Wednesday, December 30, 2009

Planning your day

There are some good reasons for NOT planning.
Like...
...planning limits my freedom.
...putting out today's fires takes precedence.
...I don't have time to plan.

I think those are good reasons, but we all know that living like that tends to allow us to drift along rather than live on purpose.

Planning takes about 10 minutes of solitude each day. You can do it before bed or in the morning. Some folks arrive at work a few minutes early to do it.

Daily planning means,
1- Reviewing your long-range goals.
2- Evaluating the time available vs. the tasks.
3- Setting specific goals for the day.
4- Anticipating obstacles.
5- Prioritizing your tasks.

Most people prioritize by looking at the list of tasks for the day and placing an A, B or C next to each one. Then numbering the A's from most important to least important.

Check them off as you complete them (boy, that feels good). At the end of the day you need to do something with those that weren't completed. Most will be moved forward to the next day. Some will simply be deleted as "not that important after all."

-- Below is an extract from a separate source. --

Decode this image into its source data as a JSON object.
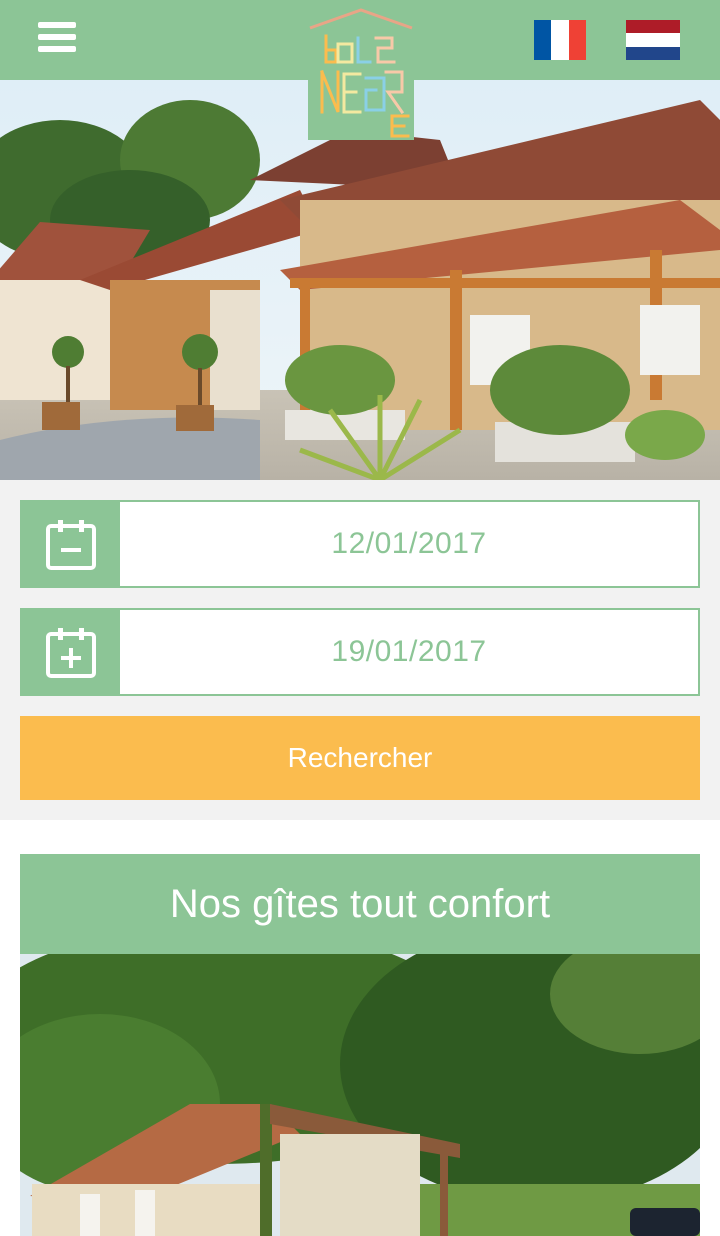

Completing your most important tasks means that your behavior is in line with your values. You are finally living the life you intend to.

I can't stress enough the daily solitude and planning. Just reading your long-range goals each day reminds you of your purpose in life. And actually accomplishing part of one or two of those goals each day is real progress.

That's how you LOP.

1 comment:

Aud Pod said...

Great ideas! You make me excited to sit down and make some goals and figure out how to plan them :) Happy new year!